Le calcul du dépassement s’effectue sur l’année civile et concerne uniquement les jours de télétravail réalisés depuis le pays de résidence du salarié frontalier. Les jours de télétravail effectués dans un autre État ou au Luxembourg ne sont pas pris en compte dans ce calcul.

Modalités pratiques

En cas de dépassement du seuil, la part de la rémunération correspondant aux jours de télétravail excédentaires devient imposable dans l’État de résidence du salarié (Belgique ou France). Le salarié doit déclarer ces revenus dans sa déclaration annuelle d’impôt sur le revenu auprès des services fiscaux de son pays de résidence.

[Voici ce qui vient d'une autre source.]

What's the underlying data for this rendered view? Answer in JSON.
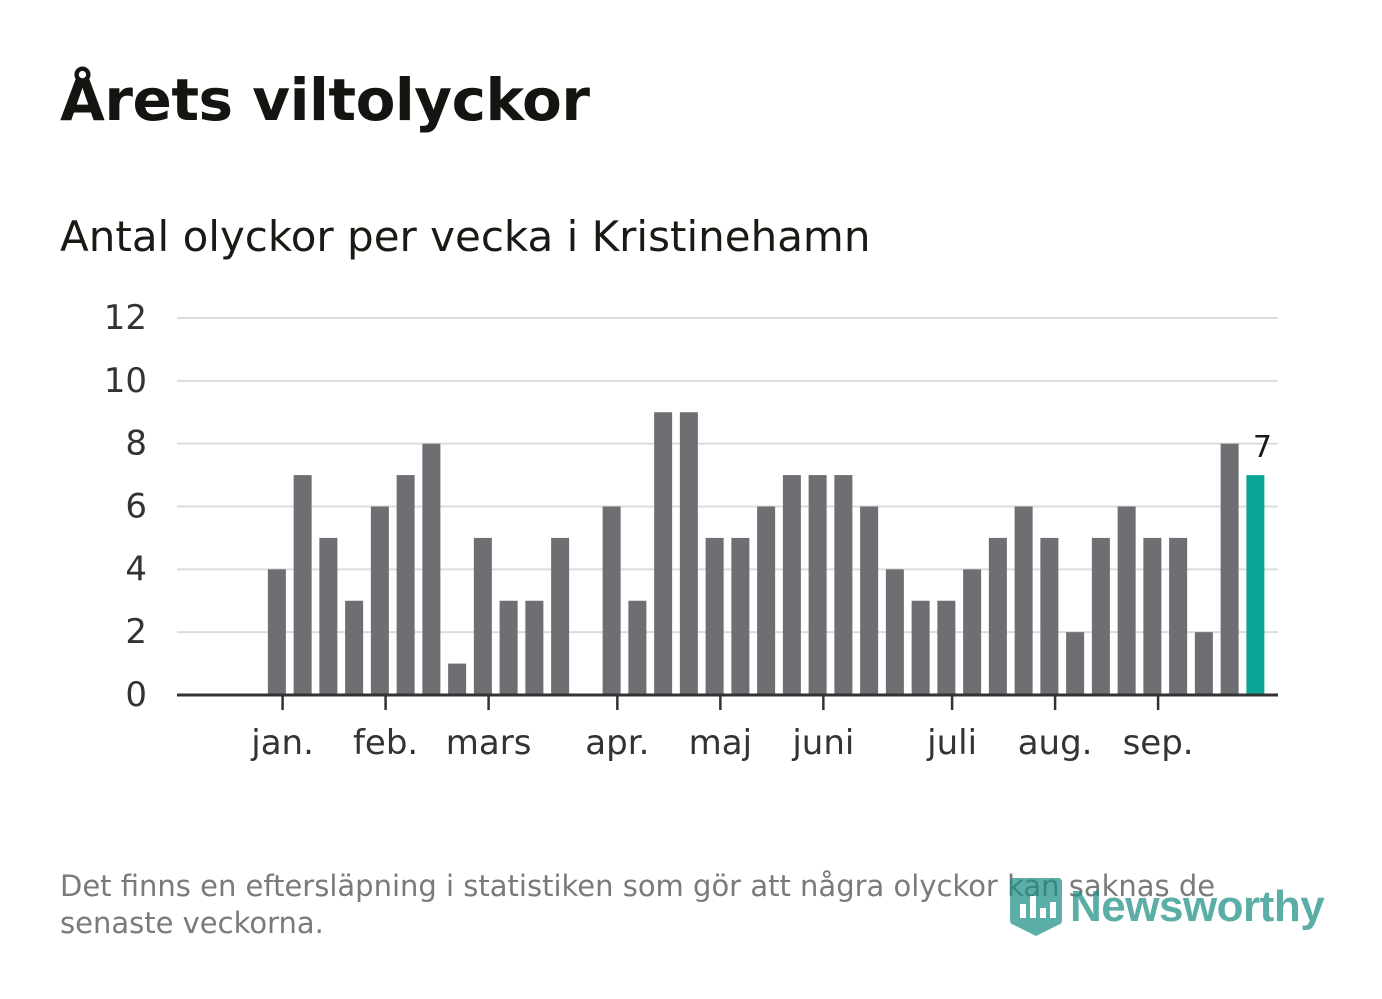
{
  "title": "Årets viltolyckor",
  "subtitle": "Antal olyckor per vecka i Kristinehamn",
  "footnote": "Det finns en eftersläpning i statistiken som gör att några olyckor kan saknas de senaste veckorna.",
  "brand": {
    "name": "Newsworthy",
    "icon": "newsworthy-logo-icon"
  },
  "colors": {
    "bar": "#6e6e73",
    "highlight": "#0aa596",
    "grid": "#dcdcdc",
    "axis": "#333333",
    "text": "#333333"
  },
  "chart_data": {
    "type": "bar",
    "title": "Antal olyckor per vecka i Kristinehamn",
    "xlabel": "",
    "ylabel": "",
    "ylim": [
      0,
      12
    ],
    "yticks": [
      0,
      2,
      4,
      6,
      8,
      10,
      12
    ],
    "grid": true,
    "x": [
      1,
      2,
      3,
      4,
      5,
      6,
      7,
      8,
      9,
      10,
      11,
      12,
      13,
      14,
      15,
      16,
      17,
      18,
      19,
      20,
      21,
      22,
      23,
      24,
      25,
      26,
      27,
      28,
      29,
      30,
      31,
      32,
      33,
      34,
      35,
      36,
      37,
      38,
      39,
      40,
      41,
      42
    ],
    "values": [
      0,
      0,
      4,
      7,
      5,
      3,
      6,
      7,
      8,
      1,
      5,
      3,
      3,
      5,
      0,
      6,
      3,
      9,
      9,
      5,
      5,
      6,
      7,
      7,
      7,
      6,
      4,
      3,
      3,
      4,
      5,
      6,
      5,
      2,
      5,
      6,
      5,
      5,
      2,
      8,
      7,
      0
    ],
    "highlight_index": 40,
    "highlight_label": "7",
    "month_ticks": [
      {
        "label": "jan.",
        "week": 3.8
      },
      {
        "label": "feb.",
        "week": 7.8
      },
      {
        "label": "mars",
        "week": 11.8
      },
      {
        "label": "apr.",
        "week": 16.8
      },
      {
        "label": "maj",
        "week": 20.8
      },
      {
        "label": "juni",
        "week": 24.8
      },
      {
        "label": "juli",
        "week": 29.8
      },
      {
        "label": "aug.",
        "week": 33.8
      },
      {
        "label": "sep.",
        "week": 37.8
      }
    ]
  }
}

Les services fiscaux belges ou français peuvent demander des justificatifs relatifs au nombre de jours télétravaillés et à la ventilation de la rémunération. L’employeur luxembourgeois doit fournir, sur demande, un relevé précis des jours de télétravail et adapter la fiche de paie pour permettre une ventilation correcte des revenus imposables dans chaque État.

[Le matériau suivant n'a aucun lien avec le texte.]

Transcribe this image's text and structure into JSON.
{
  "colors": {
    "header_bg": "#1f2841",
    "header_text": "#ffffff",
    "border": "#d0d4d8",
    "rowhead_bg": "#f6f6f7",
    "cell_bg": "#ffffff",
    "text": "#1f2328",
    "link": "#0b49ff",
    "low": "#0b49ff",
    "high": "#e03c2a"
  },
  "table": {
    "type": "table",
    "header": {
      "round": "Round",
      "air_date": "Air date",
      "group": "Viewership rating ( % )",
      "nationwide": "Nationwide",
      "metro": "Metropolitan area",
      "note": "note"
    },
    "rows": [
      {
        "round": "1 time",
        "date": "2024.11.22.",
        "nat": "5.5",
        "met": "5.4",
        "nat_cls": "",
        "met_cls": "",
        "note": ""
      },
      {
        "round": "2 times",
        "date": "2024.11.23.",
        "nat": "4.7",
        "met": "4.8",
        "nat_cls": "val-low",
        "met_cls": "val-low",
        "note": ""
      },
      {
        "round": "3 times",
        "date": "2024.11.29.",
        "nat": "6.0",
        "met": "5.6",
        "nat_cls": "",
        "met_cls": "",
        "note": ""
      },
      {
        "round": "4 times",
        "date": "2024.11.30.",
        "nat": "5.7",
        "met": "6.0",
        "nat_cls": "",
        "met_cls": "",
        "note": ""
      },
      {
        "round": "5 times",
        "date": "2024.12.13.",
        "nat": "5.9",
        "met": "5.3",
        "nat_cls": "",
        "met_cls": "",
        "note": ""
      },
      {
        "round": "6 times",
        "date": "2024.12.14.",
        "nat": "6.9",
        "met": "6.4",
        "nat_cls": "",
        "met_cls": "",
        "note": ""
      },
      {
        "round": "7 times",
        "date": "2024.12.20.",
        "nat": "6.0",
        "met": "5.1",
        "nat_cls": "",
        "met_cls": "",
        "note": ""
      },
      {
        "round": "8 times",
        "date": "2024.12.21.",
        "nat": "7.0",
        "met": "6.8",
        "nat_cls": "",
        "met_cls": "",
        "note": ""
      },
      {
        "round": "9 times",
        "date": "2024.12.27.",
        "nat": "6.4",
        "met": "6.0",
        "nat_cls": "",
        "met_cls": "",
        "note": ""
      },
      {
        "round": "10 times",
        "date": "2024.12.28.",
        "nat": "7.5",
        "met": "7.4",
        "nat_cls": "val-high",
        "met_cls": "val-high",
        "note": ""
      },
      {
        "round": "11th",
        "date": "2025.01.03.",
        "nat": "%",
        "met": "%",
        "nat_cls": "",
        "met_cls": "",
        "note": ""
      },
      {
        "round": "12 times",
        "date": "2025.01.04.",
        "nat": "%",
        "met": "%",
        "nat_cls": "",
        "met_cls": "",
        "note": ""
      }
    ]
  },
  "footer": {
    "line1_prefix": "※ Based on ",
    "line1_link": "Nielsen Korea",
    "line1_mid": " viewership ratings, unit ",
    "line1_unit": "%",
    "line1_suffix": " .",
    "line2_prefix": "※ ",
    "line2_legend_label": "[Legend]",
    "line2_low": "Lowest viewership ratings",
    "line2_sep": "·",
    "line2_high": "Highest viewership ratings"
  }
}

Le salarié doit également solliciter, auprès de l’Administration des contributions directes luxembourgeoise, l’application du mécanisme d’élimination de la double imposition prévu par la convention fiscale bilatérale.

Pratiques et recommandations

Il est recommandé aux employeurs luxembourgeois de tenir un relevé précis et traçable des jours de télétravail effectués par chaque salarié frontalier, en veillant à l’égalité de traitement entre les salariés. Les salariés doivent conserver tous les justificatifs relatifs à leur présence physique et à leurs jours de télétravail, afin de répondre à d’éventuelles demandes des services fiscaux belges ou français.

En cas de dépassement du seuil, il est conseillé d’anticiper la déclaration des revenus concernés dans l’État de résidence et de solliciter, si nécessaire, l’assistance d’un conseiller fiscal spécialisé en fiscalité transfrontalière. L’employeur doit également informer les salariés des conséquences fiscales d’un dépassement du seuil et adapter, le cas échéant, les fiches de paie pour assurer la conformité des déclarations.

Cadre juridique

  • Convention fiscale entre le Grand-Duché de Luxembourg et le Royaume de Belgique du 17 septembre 1970, modifiée par l’avenant du 16 mars 2021 (notamment art. 15 et avenant relatif au seuil de 34 jours).
  • Convention fiscale entre le Grand-Duché de Luxembourg et la République française du 20 mars 2018, modifiée par l’avenant du 7 novembre 2022 (notamment art. 11 et avenant relatif au seuil de 34 jours).
  • Code du travail luxembourgeois :
    • Article L.121-6 (égalité de traitement)
    • Article L.261-1 et suivants (obligations de l’employeur en matière de tenue de documents et de traçabilité)
  • Application des principes de non-discrimination et de traçabilité des temps de travail, conformément à la législation luxembourgeoise et aux conventions fiscales internationales.

Note

L’absence de déclaration des jours de télétravail excédentaires dans l’État de résidence expose le salarié à des redressements fiscaux et à des pénalités. Il est impératif d’assurer une traçabilité rigoureuse, une déclaration conforme des jours télétravaillés et de respecter l’égalité de traitement entre tous les salariés frontaliers.